In all three, Warren has intruded on a romantic moment, making it a kind of ménage a trois.
Meanwhile, the voice over makes a completely grandiose and mendacious claim: “Chances are behind every great relationship is eharmony.com.” Let’s take a moment for the meaning of this statement to sink in: “Chances are” means probably or almost definitely. The explicit statement here is that eHarmony.com is responsible for all great relationships (at least between men and women). Even if we believe the eharmony.com website when it says that a recent Harris Interactive survey found that an eHarmony match led to almost 4% of all U.S. marriages in 2012, that’s a long way from “every great relationship.” It’s also worth pointing out that not every great marriage involves a great relationship.
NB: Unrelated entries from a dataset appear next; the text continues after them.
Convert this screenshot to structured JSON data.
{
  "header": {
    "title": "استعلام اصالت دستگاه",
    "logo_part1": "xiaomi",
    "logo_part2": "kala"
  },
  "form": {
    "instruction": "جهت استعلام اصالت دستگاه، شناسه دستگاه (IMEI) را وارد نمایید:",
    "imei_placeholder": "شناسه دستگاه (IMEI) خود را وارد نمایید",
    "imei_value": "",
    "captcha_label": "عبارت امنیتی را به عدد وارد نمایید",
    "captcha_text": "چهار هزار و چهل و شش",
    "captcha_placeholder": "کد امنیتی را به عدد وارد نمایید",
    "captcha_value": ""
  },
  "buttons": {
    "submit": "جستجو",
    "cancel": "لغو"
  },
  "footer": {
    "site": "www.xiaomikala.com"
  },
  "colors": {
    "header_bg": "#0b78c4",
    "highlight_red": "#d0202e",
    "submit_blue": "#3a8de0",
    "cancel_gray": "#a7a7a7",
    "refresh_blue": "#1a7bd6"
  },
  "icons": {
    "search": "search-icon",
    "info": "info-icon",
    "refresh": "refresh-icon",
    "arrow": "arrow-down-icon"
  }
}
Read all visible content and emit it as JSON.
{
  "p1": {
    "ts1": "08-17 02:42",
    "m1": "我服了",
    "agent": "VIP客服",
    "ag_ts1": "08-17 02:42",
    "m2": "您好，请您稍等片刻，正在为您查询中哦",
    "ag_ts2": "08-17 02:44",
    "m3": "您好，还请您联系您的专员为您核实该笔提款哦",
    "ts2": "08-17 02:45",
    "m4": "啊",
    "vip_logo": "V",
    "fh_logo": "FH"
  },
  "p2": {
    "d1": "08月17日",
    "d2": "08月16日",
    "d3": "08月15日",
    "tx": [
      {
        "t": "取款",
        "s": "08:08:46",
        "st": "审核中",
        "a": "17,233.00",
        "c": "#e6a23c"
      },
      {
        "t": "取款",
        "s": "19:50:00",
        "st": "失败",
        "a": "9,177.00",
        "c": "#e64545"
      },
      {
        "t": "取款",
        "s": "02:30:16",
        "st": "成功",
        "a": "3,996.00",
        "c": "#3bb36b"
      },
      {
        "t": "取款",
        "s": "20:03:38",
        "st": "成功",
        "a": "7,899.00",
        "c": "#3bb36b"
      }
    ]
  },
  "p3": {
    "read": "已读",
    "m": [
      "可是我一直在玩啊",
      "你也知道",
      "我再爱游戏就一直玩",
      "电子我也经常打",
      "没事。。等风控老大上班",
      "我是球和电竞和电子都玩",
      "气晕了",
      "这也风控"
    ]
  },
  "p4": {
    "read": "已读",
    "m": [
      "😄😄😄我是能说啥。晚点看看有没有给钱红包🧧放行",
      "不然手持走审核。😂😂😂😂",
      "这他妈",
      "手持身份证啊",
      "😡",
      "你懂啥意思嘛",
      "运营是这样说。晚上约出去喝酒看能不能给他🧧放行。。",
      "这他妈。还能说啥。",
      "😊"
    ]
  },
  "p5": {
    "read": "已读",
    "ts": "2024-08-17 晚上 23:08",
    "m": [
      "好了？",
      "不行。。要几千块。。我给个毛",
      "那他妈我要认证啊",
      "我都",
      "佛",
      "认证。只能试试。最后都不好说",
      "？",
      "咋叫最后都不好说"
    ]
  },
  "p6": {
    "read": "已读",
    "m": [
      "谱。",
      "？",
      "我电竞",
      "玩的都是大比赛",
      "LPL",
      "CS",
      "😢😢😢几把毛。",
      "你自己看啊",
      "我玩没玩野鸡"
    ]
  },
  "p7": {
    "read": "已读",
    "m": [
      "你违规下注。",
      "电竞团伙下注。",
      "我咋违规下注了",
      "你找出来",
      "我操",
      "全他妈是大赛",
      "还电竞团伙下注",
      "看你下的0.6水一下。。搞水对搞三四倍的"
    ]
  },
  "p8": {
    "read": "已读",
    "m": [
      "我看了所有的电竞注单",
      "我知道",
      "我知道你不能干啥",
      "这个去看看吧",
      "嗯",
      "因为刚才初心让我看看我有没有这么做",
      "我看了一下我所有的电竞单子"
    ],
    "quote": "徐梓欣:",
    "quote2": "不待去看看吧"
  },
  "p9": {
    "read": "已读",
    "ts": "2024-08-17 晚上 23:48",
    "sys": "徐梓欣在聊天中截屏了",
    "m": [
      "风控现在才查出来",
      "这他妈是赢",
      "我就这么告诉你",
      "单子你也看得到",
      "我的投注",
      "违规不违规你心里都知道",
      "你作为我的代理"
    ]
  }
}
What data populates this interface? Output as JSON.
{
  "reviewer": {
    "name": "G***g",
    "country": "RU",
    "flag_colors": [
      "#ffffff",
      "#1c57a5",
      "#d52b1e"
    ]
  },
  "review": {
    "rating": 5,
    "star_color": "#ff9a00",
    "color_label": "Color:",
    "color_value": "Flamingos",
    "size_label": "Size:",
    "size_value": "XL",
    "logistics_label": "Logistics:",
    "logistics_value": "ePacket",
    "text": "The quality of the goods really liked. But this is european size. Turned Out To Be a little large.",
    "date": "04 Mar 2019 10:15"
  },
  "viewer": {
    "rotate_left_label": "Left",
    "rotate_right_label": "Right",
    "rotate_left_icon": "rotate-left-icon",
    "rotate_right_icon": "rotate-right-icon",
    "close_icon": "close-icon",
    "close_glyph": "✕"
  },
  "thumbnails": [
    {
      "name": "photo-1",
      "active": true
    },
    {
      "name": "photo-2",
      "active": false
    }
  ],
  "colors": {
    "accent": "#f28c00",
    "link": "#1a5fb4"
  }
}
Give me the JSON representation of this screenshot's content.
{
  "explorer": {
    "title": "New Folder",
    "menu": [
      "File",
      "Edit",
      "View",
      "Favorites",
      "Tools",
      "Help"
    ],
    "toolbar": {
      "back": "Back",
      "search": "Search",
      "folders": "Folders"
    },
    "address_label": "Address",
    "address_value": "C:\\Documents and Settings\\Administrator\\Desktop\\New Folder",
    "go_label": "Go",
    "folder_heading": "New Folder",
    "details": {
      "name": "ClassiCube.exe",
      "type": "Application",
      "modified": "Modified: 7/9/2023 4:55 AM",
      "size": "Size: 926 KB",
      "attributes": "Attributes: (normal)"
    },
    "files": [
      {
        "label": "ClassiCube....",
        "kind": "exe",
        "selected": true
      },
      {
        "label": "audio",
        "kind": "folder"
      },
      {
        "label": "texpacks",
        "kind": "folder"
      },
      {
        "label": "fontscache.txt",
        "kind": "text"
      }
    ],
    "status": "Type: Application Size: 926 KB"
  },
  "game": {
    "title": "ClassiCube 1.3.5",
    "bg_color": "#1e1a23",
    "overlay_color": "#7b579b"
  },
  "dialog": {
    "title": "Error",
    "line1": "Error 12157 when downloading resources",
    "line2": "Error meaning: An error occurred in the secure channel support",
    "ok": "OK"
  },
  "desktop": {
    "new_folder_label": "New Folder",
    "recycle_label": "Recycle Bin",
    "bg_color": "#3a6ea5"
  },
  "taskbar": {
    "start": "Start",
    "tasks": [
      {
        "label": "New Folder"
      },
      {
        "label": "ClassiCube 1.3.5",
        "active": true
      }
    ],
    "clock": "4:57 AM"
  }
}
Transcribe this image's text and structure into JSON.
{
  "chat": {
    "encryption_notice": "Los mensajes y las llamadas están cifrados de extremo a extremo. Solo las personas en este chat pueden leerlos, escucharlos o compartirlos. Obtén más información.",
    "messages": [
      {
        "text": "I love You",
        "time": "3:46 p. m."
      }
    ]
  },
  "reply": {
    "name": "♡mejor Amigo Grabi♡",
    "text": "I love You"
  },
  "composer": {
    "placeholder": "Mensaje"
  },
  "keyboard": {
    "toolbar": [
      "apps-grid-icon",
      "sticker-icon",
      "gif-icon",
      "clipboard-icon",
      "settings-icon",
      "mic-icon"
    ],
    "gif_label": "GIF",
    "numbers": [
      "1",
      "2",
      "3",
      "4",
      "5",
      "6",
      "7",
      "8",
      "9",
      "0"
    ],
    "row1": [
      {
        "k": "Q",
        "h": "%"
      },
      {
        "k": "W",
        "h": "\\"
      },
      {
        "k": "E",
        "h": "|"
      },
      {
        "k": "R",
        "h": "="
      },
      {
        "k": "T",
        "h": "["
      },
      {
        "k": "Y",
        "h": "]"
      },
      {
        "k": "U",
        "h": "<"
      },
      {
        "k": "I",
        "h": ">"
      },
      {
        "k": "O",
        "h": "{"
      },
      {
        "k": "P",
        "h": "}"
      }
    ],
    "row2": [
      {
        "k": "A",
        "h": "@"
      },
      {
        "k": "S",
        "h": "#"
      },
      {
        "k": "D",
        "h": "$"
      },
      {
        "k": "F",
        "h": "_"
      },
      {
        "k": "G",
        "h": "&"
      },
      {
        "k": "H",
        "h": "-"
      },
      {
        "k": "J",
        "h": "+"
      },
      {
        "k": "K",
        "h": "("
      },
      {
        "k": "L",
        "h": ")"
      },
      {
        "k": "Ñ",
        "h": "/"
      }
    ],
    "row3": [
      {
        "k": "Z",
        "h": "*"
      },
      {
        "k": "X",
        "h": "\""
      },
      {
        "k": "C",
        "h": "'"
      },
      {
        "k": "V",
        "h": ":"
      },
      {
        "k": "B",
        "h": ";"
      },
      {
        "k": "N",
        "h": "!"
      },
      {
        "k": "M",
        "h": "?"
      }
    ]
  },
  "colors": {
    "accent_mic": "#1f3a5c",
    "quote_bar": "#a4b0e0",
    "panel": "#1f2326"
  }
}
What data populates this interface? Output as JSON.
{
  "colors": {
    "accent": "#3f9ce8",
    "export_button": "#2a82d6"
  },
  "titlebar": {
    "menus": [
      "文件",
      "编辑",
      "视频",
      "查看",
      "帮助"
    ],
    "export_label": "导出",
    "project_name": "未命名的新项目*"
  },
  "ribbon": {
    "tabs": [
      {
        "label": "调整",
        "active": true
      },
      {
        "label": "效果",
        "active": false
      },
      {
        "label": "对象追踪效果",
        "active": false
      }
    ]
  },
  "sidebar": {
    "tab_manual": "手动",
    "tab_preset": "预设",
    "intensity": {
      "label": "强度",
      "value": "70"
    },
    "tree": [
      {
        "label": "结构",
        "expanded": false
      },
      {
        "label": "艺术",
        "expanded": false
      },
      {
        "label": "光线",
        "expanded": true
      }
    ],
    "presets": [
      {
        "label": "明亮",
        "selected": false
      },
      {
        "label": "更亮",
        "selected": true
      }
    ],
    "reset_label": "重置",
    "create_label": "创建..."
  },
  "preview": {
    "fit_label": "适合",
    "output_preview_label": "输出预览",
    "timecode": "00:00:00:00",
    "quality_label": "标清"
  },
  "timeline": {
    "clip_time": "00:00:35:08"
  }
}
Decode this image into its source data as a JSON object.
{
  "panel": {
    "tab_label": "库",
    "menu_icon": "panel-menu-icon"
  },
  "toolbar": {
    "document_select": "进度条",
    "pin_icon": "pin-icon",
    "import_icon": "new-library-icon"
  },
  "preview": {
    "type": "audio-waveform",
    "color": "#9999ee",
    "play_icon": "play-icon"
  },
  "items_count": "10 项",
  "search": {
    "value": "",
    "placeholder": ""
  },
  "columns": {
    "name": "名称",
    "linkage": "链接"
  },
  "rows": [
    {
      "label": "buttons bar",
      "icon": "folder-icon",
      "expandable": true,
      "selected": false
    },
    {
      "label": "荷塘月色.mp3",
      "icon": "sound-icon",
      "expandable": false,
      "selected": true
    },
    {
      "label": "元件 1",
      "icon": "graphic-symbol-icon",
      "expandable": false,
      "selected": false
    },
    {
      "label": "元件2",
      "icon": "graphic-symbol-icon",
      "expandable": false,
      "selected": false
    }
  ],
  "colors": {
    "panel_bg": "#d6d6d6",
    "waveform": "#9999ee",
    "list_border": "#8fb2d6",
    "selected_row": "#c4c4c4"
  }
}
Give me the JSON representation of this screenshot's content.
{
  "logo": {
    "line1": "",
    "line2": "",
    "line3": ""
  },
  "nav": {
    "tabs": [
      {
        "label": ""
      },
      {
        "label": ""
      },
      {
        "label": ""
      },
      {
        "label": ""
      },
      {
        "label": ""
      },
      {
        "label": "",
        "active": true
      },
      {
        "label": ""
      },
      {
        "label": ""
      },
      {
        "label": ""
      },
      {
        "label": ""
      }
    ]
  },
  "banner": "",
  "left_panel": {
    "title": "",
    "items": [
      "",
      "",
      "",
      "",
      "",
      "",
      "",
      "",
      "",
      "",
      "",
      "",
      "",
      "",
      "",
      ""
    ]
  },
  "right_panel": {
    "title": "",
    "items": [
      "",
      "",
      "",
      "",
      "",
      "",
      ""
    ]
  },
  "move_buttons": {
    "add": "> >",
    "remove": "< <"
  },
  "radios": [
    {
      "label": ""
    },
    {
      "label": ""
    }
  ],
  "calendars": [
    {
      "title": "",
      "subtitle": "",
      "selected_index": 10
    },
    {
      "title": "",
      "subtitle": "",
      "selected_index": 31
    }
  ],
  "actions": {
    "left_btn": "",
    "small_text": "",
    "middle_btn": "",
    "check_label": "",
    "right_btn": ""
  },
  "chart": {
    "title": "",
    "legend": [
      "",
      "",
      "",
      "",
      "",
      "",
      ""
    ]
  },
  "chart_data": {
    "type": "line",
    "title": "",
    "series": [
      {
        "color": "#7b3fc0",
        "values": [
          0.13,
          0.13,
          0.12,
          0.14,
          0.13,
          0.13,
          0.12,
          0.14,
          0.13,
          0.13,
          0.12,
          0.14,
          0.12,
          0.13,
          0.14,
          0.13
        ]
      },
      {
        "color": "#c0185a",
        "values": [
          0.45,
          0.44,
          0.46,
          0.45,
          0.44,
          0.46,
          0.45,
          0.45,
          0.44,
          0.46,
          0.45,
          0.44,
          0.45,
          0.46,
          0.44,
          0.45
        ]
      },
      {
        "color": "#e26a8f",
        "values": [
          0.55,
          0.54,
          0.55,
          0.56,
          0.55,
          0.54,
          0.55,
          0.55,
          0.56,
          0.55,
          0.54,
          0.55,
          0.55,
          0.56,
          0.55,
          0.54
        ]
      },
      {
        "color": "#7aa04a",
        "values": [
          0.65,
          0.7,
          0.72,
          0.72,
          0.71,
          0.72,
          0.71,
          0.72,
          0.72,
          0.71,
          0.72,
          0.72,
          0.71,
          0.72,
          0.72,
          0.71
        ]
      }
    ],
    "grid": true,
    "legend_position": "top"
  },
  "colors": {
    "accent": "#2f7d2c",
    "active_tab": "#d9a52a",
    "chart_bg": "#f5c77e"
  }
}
The claim in the TV ad goes far beyond exaggeration. It’s an outright lie.
More disturbing than this false claim, which most will easily see as self-serving puffery, is the hidden message that eHarmony makes by injecting its founder—a white male dressed in a traditional formal suit—into the happy relationships it shows in the ad. It’s an authoritarian symbol. It’s one thing to use eHarmony and its questionnaire as a tool to sort potential mates. As a sort mechanism, it’s probably works as well as bar-hopping, joining singles clubs, asking friends for fix-ups, taking cruises, using personal ads or going to adult activities such as Scrabble clubs and singles nights at the symphony. But the ad is not just saying, use us as a tool. It’s saying: interject us—as represented by our founder—into your life and your relationship. Let our “29 dimensions of compatibility” be your guide, your guru, your teacher, an integral part of the relationship with your significant other.
As many OpEdge readers probably know already, Warren is a Christian theologian who first marketed the eHarmony dating site on Christian websites and in other Christian media, touting eHarmony as “based on the Christian principles of Focus on the Family author Dr. Neil Clark Warren.” EHarmony claims to be secular and now advertizes everywhere, but think about it: Isn’t one of the main principles of many right-wing Christian denominations and Catholicism that god is part of the marriage, almost a third person in the relationship. Whether taken on a literal or figurative level, “god in the marriage” represents both the person of god and the principles of action that supposedly lead us to god. One traditional image of god is as a wise old man. Moreover, a genial grandfatherly man has served as an image for pastors, rectors, priests and other figures of religious authority for centuries.
The hidden message of the ad then is that eHarmony will bring god (or the religious and ethical values god represents) into the relationship. The assumption, of course, is that the god in question is Christian.
It’s all done so fast—three story lines, a voice over and all that feel-good gospel pop music in the background. Like all TV commercials, it goes by so quickly that we are unaware or only vaguely aware of the subliminal messages. But make no mistake about it—the ad is meant to appeal to those who want someone to tell them what to do, whom to love, how to get it right. Warren and his 29 dimensions of compatibility are a stand-in for an authoritarian, right-wing church.